Data Manifest Specification

This document describes the format of data manifests.

Data manifests are written as YAML files. Only the JSON-compatible semantics of YAML are used, so in the future they may be representable in formats such as JSON or TOML.

Overall Layout

A manifest file represents either a list or a map.

If it is a map and contains at least one of the keys file or type, then the map is taken to describe a single data file (see below).

Otherwise, the file describes a collection of data files. If it is a map, then those files are labelled with their map keys; otherwise, they are labeled with their positions (starting from 0).

For example:

ratings:
file: "ratings.csv"
format: csv
entity: rating
items:
file: "items.csv"
entity: movie
columns:
movieId: id
title: name

defines a data source consisting of ratings data, read from ratings.csv, and movie titles read from items.csv. The files have labels. The same manifest can be written with numeric labels as follows:

- file: "ratings.csv"
format: csv
entity: rating
- file: "items.csv"
entity: movie
columns:
movieId: id
title: name

Data Source Description

Individual data sources are described with the following schema.

type

The data source type. Currently only textfile is supported.

The default source type is textfile.

The remainder of the keys are defined by the particular data source.

textfile data sources

textfile sources read data from text files, with one entity per line. A text file may have one or more lines of header data.

file

format

The file format. Can be one of:

• delimited — delimited, columnar text (default delimiter is \t)

• csvdelimited with a delimiter of ,

• tsv — tab-separated (delimited with delimiter of \t)

delimiter

The delimiter string for files with the delimited format.

entity_type

The name of the entity type contained in this file. The entity type is also used to provide defaults for the columns. The default is rating.

builder

The entity builder to be used for these entities. The entity type may provide a default; otherwise, org.lenskit.data.entities.BasicEntityBuilder is used. The keyword basic can be used to refer to the basic entity builder, to override a default entity builder if desired.

header

Whether the file has a header.
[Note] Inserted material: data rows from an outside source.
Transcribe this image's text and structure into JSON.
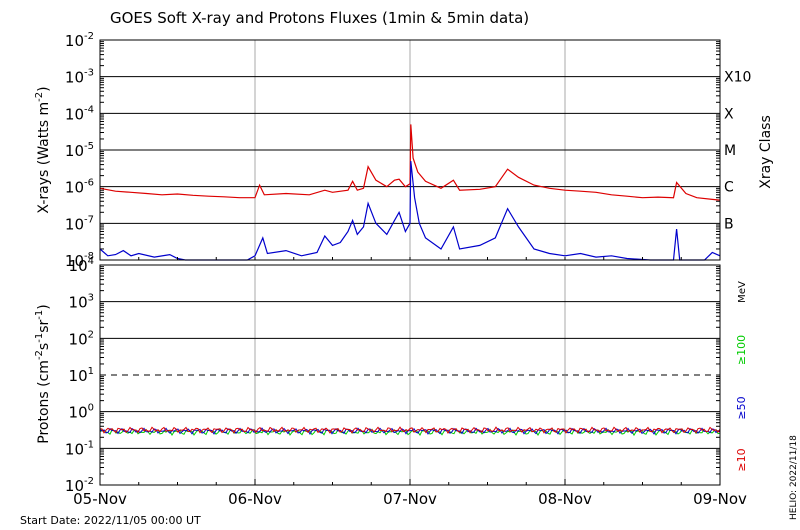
{
  "chart_data": [
    {
      "type": "line",
      "title": "GOES Soft X-ray and Protons Fluxes   (1min & 5min data)",
      "ylabel_base": "X-rays (Watts m",
      "ylabel_sup": "-2",
      "ylabel_end": ")",
      "yscale": "log",
      "ylim": [
        1e-08,
        0.01
      ],
      "ytick_exponents": [
        "-8",
        "-7",
        "-6",
        "-5",
        "-4",
        "-3",
        "-2"
      ],
      "class_axis_label": "Xray Class",
      "class_labels": [
        {
          "label": "B",
          "level": 1e-07
        },
        {
          "label": "C",
          "level": 1e-06
        },
        {
          "label": "M",
          "level": 1e-05
        },
        {
          "label": "X",
          "level": 0.0001
        },
        {
          "label": "X10",
          "level": 0.001
        }
      ],
      "x_range_days": [
        0,
        4
      ],
      "series": [
        {
          "color": "#dd0000",
          "points": [
            [
              0.0,
              9e-07
            ],
            [
              0.1,
              7.5e-07
            ],
            [
              0.2,
              7e-07
            ],
            [
              0.3,
              6.5e-07
            ],
            [
              0.4,
              6e-07
            ],
            [
              0.5,
              6.3e-07
            ],
            [
              0.6,
              5.8e-07
            ],
            [
              0.7,
              5.5e-07
            ],
            [
              0.8,
              5.3e-07
            ],
            [
              0.9,
              5e-07
            ],
            [
              1.0,
              5e-07
            ],
            [
              1.03,
              1.1e-06
            ],
            [
              1.06,
              6e-07
            ],
            [
              1.2,
              6.5e-07
            ],
            [
              1.35,
              6e-07
            ],
            [
              1.45,
              8e-07
            ],
            [
              1.5,
              7e-07
            ],
            [
              1.6,
              8e-07
            ],
            [
              1.63,
              1.4e-06
            ],
            [
              1.66,
              8e-07
            ],
            [
              1.7,
              9e-07
            ],
            [
              1.73,
              3.5e-06
            ],
            [
              1.78,
              1.5e-06
            ],
            [
              1.85,
              1e-06
            ],
            [
              1.9,
              1.5e-06
            ],
            [
              1.93,
              1.6e-06
            ],
            [
              1.97,
              1e-06
            ],
            [
              2.0,
              1.2e-06
            ],
            [
              2.005,
              5e-05
            ],
            [
              2.02,
              6e-06
            ],
            [
              2.05,
              2.5e-06
            ],
            [
              2.1,
              1.4e-06
            ],
            [
              2.2,
              9e-07
            ],
            [
              2.28,
              1.5e-06
            ],
            [
              2.32,
              8e-07
            ],
            [
              2.45,
              8.5e-07
            ],
            [
              2.55,
              1e-06
            ],
            [
              2.63,
              3e-06
            ],
            [
              2.7,
              1.8e-06
            ],
            [
              2.8,
              1.1e-06
            ],
            [
              2.9,
              9e-07
            ],
            [
              3.0,
              8e-07
            ],
            [
              3.1,
              7.5e-07
            ],
            [
              3.2,
              7e-07
            ],
            [
              3.3,
              6e-07
            ],
            [
              3.4,
              5.5e-07
            ],
            [
              3.5,
              5e-07
            ],
            [
              3.6,
              5.2e-07
            ],
            [
              3.7,
              5e-07
            ],
            [
              3.72,
              1.3e-06
            ],
            [
              3.78,
              6.5e-07
            ],
            [
              3.85,
              5e-07
            ],
            [
              3.95,
              4.5e-07
            ],
            [
              4.0,
              4.3e-07
            ]
          ]
        },
        {
          "color": "#0000cc",
          "points": [
            [
              0.0,
              2e-08
            ],
            [
              0.05,
              1.3e-08
            ],
            [
              0.1,
              1.4e-08
            ],
            [
              0.15,
              1.8e-08
            ],
            [
              0.2,
              1.3e-08
            ],
            [
              0.25,
              1.5e-08
            ],
            [
              0.35,
              1.2e-08
            ],
            [
              0.45,
              1.4e-08
            ],
            [
              0.5,
              1.1e-08
            ],
            [
              0.55,
              1e-08
            ],
            [
              0.95,
              1e-08
            ],
            [
              1.0,
              1.3e-08
            ],
            [
              1.05,
              4e-08
            ],
            [
              1.08,
              1.5e-08
            ],
            [
              1.2,
              1.8e-08
            ],
            [
              1.3,
              1.3e-08
            ],
            [
              1.4,
              1.6e-08
            ],
            [
              1.45,
              4.5e-08
            ],
            [
              1.5,
              2.5e-08
            ],
            [
              1.55,
              3e-08
            ],
            [
              1.6,
              6e-08
            ],
            [
              1.63,
              1.2e-07
            ],
            [
              1.66,
              5e-08
            ],
            [
              1.7,
              8e-08
            ],
            [
              1.73,
              3.5e-07
            ],
            [
              1.78,
              1e-07
            ],
            [
              1.85,
              5e-08
            ],
            [
              1.9,
              1.2e-07
            ],
            [
              1.93,
              2e-07
            ],
            [
              1.97,
              6e-08
            ],
            [
              2.0,
              1e-07
            ],
            [
              2.005,
              5e-06
            ],
            [
              2.03,
              5e-07
            ],
            [
              2.06,
              1e-07
            ],
            [
              2.1,
              4e-08
            ],
            [
              2.2,
              2e-08
            ],
            [
              2.28,
              8e-08
            ],
            [
              2.32,
              2e-08
            ],
            [
              2.45,
              2.5e-08
            ],
            [
              2.55,
              4e-08
            ],
            [
              2.63,
              2.5e-07
            ],
            [
              2.7,
              8e-08
            ],
            [
              2.8,
              2e-08
            ],
            [
              2.9,
              1.5e-08
            ],
            [
              3.0,
              1.3e-08
            ],
            [
              3.1,
              1.5e-08
            ],
            [
              3.2,
              1.2e-08
            ],
            [
              3.3,
              1.3e-08
            ],
            [
              3.4,
              1.1e-08
            ],
            [
              3.55,
              1e-08
            ],
            [
              3.7,
              1e-08
            ],
            [
              3.72,
              7e-08
            ],
            [
              3.74,
              1e-08
            ],
            [
              3.9,
              1e-08
            ],
            [
              3.95,
              1.6e-08
            ],
            [
              4.0,
              1.3e-08
            ]
          ]
        }
      ]
    },
    {
      "type": "line",
      "ylabel_base": "Protons (cm",
      "ylabel_sup1": "-2",
      "ylabel_mid1": "s",
      "ylabel_sup2": "-1",
      "ylabel_mid2": "sr",
      "ylabel_sup3": "-1",
      "ylabel_end": ")",
      "yscale": "log",
      "ylim": [
        0.01,
        10000
      ],
      "ytick_exponents": [
        "-2",
        "-1",
        "0",
        "1",
        "2",
        "3",
        "4"
      ],
      "threshold_level": 10,
      "unit_label": "MeV",
      "x_range_days": [
        0,
        4
      ],
      "xticks": [
        "05-Nov",
        "06-Nov",
        "07-Nov",
        "08-Nov",
        "09-Nov"
      ],
      "series": [
        {
          "name": "≥100",
          "color": "#00cc00",
          "level": 0.28
        },
        {
          "name": "≥50",
          "color": "#0000cc",
          "level": 0.3
        },
        {
          "name": "≥10",
          "color": "#dd0000",
          "level": 0.32
        }
      ]
    }
  ],
  "footer": {
    "start_date": "Start Date: 2022/11/05 00:00 UT",
    "credit": "HELIO: 2022/11/18"
  }
}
If true, the file has a single-line header; if false, no header is assumed. If an integer, it is the number of header lines. The default is false.

columns

A list describing the columns in the file (for columnar formats). A column descriptor can be either a string, giving a column name, or a map with keys name (the column name) and type (the column type, see [attribute data types](#data-types)).

If header is true, then this can be a map whose keys are column header labels and whose values are column descriptors.

If the id column is not specified, then entity IDs are synthesized from the line numbers in the file.

indexes

A list of attribute names to be indexed for fast lookup. If no indexes are specified, item and user if they are present on the entities.

meta

Metadata about the data, such as the domain for rating values. Some of the common metadata:

domain

The valid range of rating values. A map with the keys minimum, maximum, and precision; for example, 0.5-5 star data with 1/2 star precision would be described as follows:

meta:
domain:
minimum: 0.5
maximum: 5
precision: 0.5

derived Data Sources

Derived data sources extract entity IDs (but no other attributes) from other entities in the completed data source. This can be used to do things such as extract user IDs from ratings or purchase events.

Derived data sources are indicated as follows:

type: derived
source_type: purchase
source_attribute: user
entity_type: user

Some entity types include default derivations; for example, rating entities automatically produce user and item entities.

Derived entities are only used if no other component of the data source provides an entity. So if you have a file of users, and you also derive users, then the derived users will only be used when there is not a ‘real’ user to use.

Attribute Data Types

The following types are supported for attributes:

int or Integer

Java integer.

long or Long

Java long.

double, real, or Double

Java double.

string or String

Java String.

Java class name

The corresponding class. Must be convertible with Joda-Convert.

The entity type may provide default types for various attribute names, in addition to providing a default set of columns if columns` is missing entirely. If no default is available and the type is not specified, attributes are assumed to be strings.